# Video: Computing with Data Frames

This video shows how to do various computations with Pandas data frames, and how to fall back to NumPy and other functions where Pandas does not have direct support.

## What Can We Compute with a Data Frame?

* Anything that you can compute with NumPy
* Anything that you can express as a Python function

Script:
* Data frames do not help you compute things that you could not compute with NumPy or pure Python.
* Data frames do make some computations a lot easier.

## What Is Easier to Compute with a Data Frame?

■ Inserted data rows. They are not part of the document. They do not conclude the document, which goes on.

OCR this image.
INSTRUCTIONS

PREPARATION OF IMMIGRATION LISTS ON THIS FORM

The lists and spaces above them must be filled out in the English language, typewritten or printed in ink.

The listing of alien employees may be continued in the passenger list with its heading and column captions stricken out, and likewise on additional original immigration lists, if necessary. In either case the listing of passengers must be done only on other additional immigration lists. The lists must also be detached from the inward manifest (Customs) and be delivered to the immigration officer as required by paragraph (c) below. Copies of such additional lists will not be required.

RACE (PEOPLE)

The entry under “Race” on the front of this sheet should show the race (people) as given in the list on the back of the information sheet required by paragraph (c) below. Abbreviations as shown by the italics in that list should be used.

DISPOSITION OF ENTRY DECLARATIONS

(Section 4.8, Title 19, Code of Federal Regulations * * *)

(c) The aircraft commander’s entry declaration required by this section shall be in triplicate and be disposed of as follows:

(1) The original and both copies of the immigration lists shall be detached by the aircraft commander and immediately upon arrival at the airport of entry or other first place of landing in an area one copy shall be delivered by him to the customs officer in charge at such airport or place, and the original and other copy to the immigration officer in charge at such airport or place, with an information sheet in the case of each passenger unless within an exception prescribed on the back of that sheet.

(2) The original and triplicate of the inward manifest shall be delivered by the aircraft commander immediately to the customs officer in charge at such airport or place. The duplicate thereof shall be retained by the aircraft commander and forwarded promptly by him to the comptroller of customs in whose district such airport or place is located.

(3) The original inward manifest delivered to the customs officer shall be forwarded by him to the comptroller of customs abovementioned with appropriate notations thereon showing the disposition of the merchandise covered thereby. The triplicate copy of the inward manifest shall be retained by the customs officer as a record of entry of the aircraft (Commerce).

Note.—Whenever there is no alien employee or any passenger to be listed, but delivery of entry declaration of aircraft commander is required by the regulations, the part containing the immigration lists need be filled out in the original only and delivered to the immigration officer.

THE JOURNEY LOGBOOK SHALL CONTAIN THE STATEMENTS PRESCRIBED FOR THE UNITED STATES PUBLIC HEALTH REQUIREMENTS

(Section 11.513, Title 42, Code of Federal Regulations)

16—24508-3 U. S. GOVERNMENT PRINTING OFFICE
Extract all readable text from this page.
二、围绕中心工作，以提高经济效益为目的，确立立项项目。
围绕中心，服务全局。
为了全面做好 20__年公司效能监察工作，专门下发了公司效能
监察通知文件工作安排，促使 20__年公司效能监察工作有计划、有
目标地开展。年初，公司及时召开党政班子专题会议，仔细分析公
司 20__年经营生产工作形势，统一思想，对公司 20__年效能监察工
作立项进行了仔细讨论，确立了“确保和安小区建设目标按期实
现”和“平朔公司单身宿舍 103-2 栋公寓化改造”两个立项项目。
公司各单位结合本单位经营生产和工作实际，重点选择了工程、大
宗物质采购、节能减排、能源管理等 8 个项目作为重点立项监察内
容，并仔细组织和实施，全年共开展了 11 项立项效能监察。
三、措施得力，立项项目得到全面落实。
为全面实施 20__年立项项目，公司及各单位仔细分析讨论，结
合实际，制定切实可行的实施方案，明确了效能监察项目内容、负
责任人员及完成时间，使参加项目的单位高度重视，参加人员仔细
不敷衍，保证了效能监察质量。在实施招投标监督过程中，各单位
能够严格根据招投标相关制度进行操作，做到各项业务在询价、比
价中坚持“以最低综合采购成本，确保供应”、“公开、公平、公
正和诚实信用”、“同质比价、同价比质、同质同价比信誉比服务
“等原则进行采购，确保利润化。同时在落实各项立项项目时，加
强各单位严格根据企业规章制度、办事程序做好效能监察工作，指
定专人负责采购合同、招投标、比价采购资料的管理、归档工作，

* Cases with missing data (NaN)
* Cases with mismatched data

Script:
* Data frame functions make handling missing data a lot easier.
* NumPy does have a fillna function to fill in missing data, but you have to call it separately for each input.
* Pandas functions for computing usually have a fill_value option that you add and it takes care of all the inputs.
* The other thing that gets a lot easier with data frames is that they take care of matching up the rows between data frames.
* If you have sources of data with slightly different coverage, a few missing rows in the beginning will lead to your data not lining up at all.
* Instead of computing nonsensical answers from mismatched pairs of rows, pandas will take care of the alignment and match up rows with the same labels.
* For the cases where the labels are missing on one side or the other, pandas will put NaN, or Not a Number, in the output.
* Unless you used the fill_value option which will handle those cases too.
* Let's see some examples now.

In [None]:
import pandas as pd

In [None]:
df1 = pd.DataFrame({"a": [1, 2, 3], "b": [4, 5, 6]})
df1

Unnamed: 0,a,b
0,1,4
1,2,5
2,3,6


Script:
* Just a small sample data frame to see what is going on easily.

In [None]:
df2 = pd.DataFrame({"a": [4, 5, 6], "c": [7, 8, 9]}, index=[0, 2, 3])
df2

Unnamed: 0,a,c
0,4,7
2,5,8
3,6,9


Script:
* This data frame skipped index value 1, and added 3 at the end.
* So each side has an index value that the other does not.
* So what happens if we add the A columns together?

In [None]:
df1["a"] + df2["a"]

0    5.0
1    NaN
2    8.0
3    NaN
Name: a, dtype: float64

Script:
* We got a new series that has NaN, or not a number, for both labels where one side was missing.

In [None]:
(df1["a"] + df2["a"]).fillna(0.0)

0    5.0
1    0.0
2    8.0
3    0.0
Name: a, dtype: float64

Script:
* We can fill those in afterwards, but we completely ignored the input values that were available.

In [None]:
df1["a"].add(df2["a"], fill_value=0)

0    5.0
1    2.0
2    8.0
3    6.0
Name: a, dtype: float64

Script:
* Specifying the fill_value lets us use the values that were present.
* To get the same effect with just fillna, it would be longer.

In [None]:
(df1["a"] + df2["a"]).fillna(df1["a"]).fillna(df2["a"])

0    5.0
1    2.0
2    8.0
3    6.0
Name: a, dtype: float64

Script:
* That fills in the original values as defaults, but seems like more work than necessary and error prone.
* This would not be so easy with just NumPy because the rows were not aligned.
* The examples so far were working with individual series.
* What about data frames?

In [None]:
df1.add(df2)

Unnamed: 0,a,b,c
0,5.0,,
1,,,
2,8.0,,
3,,,


Script:
* Operating on data frames matches up both rows and columns, or more precisely, index values and column names.
* In the previous output, the only real results are from the intersection of shared labels and shared columns.

In [None]:
df1.add(df2, fill_value=0)

Unnamed: 0,a,b,c
0,5.0,4.0,7.0
1,2.0,5.0,
2,8.0,6.0,8.0
3,6.0,,9.0


Script:
* Like before, you can use the fill_value argument.
* This can still holes, rather not a number values.
* These happen when neither input data frame had a particular index and column combination.
* Generally that would mean one side was missing the index value and the other side was missing the column name.

In [None]:
df1.add(df2, fill_value=0).fillna(0)

Unnamed: 0,a,b,c
0,5.0,4.0,7.0
1,2.0,5.0,0.0
2,8.0,6.0,8.0
3,6.0,0.0,9.0


Script:
* You can fill those values in with one last fillna call.
* So you essentially are specifying defaults when one side is missing with fill_value, and both sides are missing with fillna.
* Bear in mind, many use cases will not be expecting so many missing values on both side, so double check if you need to fill in so much.

## Function Coverage in the Library

* See the pandas data frame documentation for list directly supported functions.
* NumPy function should work on numeric data in Pandas.
  * Handle one column at a time...


Script:
* What functions are available?
* The most commonly used functions are directly available at the data frame or series level.
* Check the pandas documentation for the list.
* Going forward, you should be able to find that documentation on your own.